This book deserves your attention!

Anant by Abhaidev

I finished Anant and for a while I just sat there. Not because the ending was shocking, but because the book had quietly rearranged something in my head. It’s the kind of story that doesn’t chase you with big ideas, yet you keep thinking about it hours later while doing normal things, like making tea or staring at your phone.

Lemme share some lines from the book:

"You belong in ISKCON. You belong with Krishna. I was just a passerby who met you at a beautiful crossroads. I was just your temporary co-traveler in this journey called life."

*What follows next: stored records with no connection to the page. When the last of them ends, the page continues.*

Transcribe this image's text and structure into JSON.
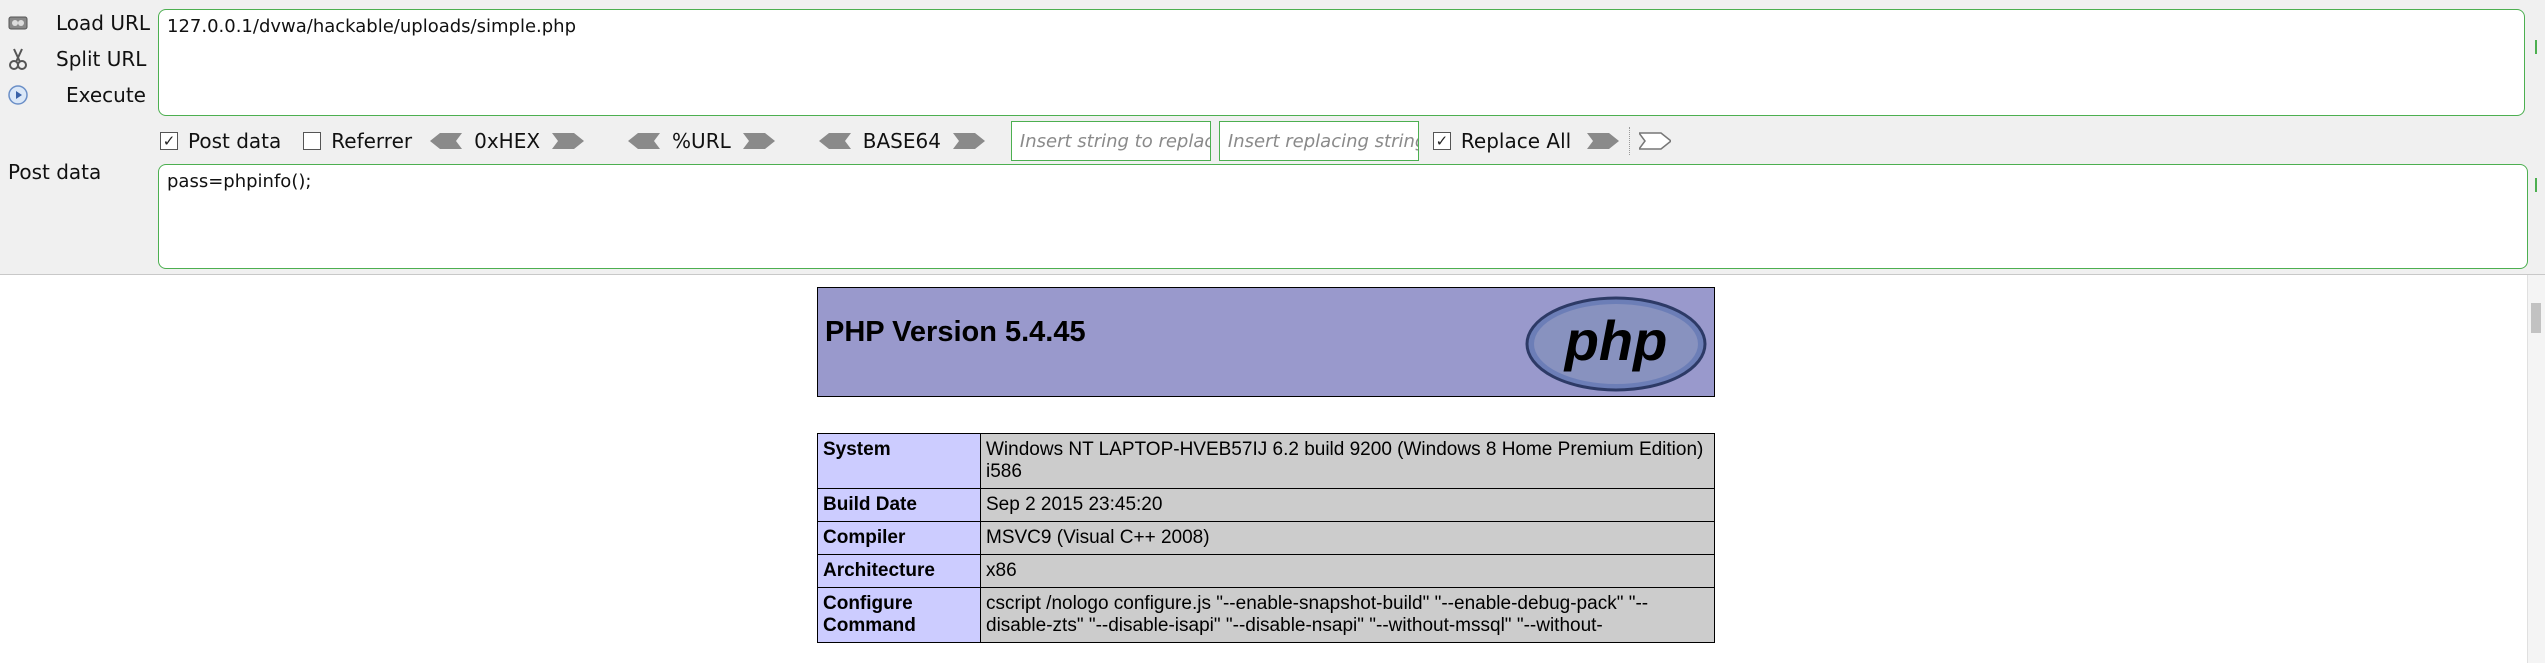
{
  "hackbar": {
    "buttons": {
      "load_url": "Load URL",
      "split_url": "Split URL",
      "execute": "Execute"
    },
    "url_value": "127.0.0.1/dvwa/hackable/uploads/simple.php",
    "options": {
      "post_data_label": "Post data",
      "post_data_checked": true,
      "referrer_label": "Referrer",
      "referrer_checked": false,
      "hex_label": "0xHEX",
      "url_label": "%URL",
      "base64_label": "BASE64",
      "search_placeholder": "Insert string to replace",
      "replace_placeholder": "Insert replacing string",
      "replace_all_label": "Replace All",
      "replace_all_checked": true
    },
    "post_data_section_label": "Post data",
    "post_data_value": "pass=phpinfo();"
  },
  "phpinfo": {
    "title": "PHP Version 5.4.45",
    "logo_text": "php",
    "rows": [
      {
        "key": "System",
        "value": "Windows NT LAPTOP-HVEB57IJ 6.2 build 9200 (Windows 8 Home Premium Edition) i586"
      },
      {
        "key": "Build Date",
        "value": "Sep 2 2015 23:45:20"
      },
      {
        "key": "Compiler",
        "value": "MSVC9 (Visual C++ 2008)"
      },
      {
        "key": "Architecture",
        "value": "x86"
      },
      {
        "key": "Configure Command",
        "value": "cscript /nologo configure.js \"--enable-snapshot-build\" \"--enable-debug-pack\" \"--disable-zts\" \"--disable-isapi\" \"--disable-nsapi\" \"--without-mssql\" \"--without-"
      }
    ]
  },
  "colors": {
    "accent_green": "#4caf50",
    "php_header_bg": "#9999cc",
    "key_cell_bg": "#ccccff",
    "value_cell_bg": "#cccccc"
  }
}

So, what is this book about?

Spiritual? Yes, but also no. I mean, Not 100%

Romance? Again, not entirely.

Self discovery and realisation? Somewhere.

So, the character, Anant, he's in search of peace. But what is it really? What is peace?

Anant is spiritually inclined, he makes his own choices, and yes, he also falls in love. With Sofiya, a dancer, and a krishna devotee.

Anant: The Next Pick For You

Anant as a character feels familiar in an unsettling way. He isn’t lost in a dramatic sense. His life works. He studies, gets a job, has people who care about him. But there’s a part of him that refuses to be satisfied with all that. That quiet dissatisfaction becomes the real heartbeat of the book. Watching him struggle with that inner tug is like watching someone finally admit the thoughts most of us push aside because they’re inconvenient.

The relationships in the book don’t feel like plot devices. They feel like real encounters that change you without permission. Sofiya especially stays with you. Not because of romance, but because of what her presence reveals about Anant’s unfinished journey.

The writing never tries to impress. It never preaches. It trusts the reader to sit with uncertainty, with silence, with questions that don’t resolve neatly. And by the end, you don’t feel “taught” anything. You just feel more aware of your own inner noise.

Anant isn’t a book you finish and move on from. It becomes part of your thinking for a while. And that, to me, is its quiet power.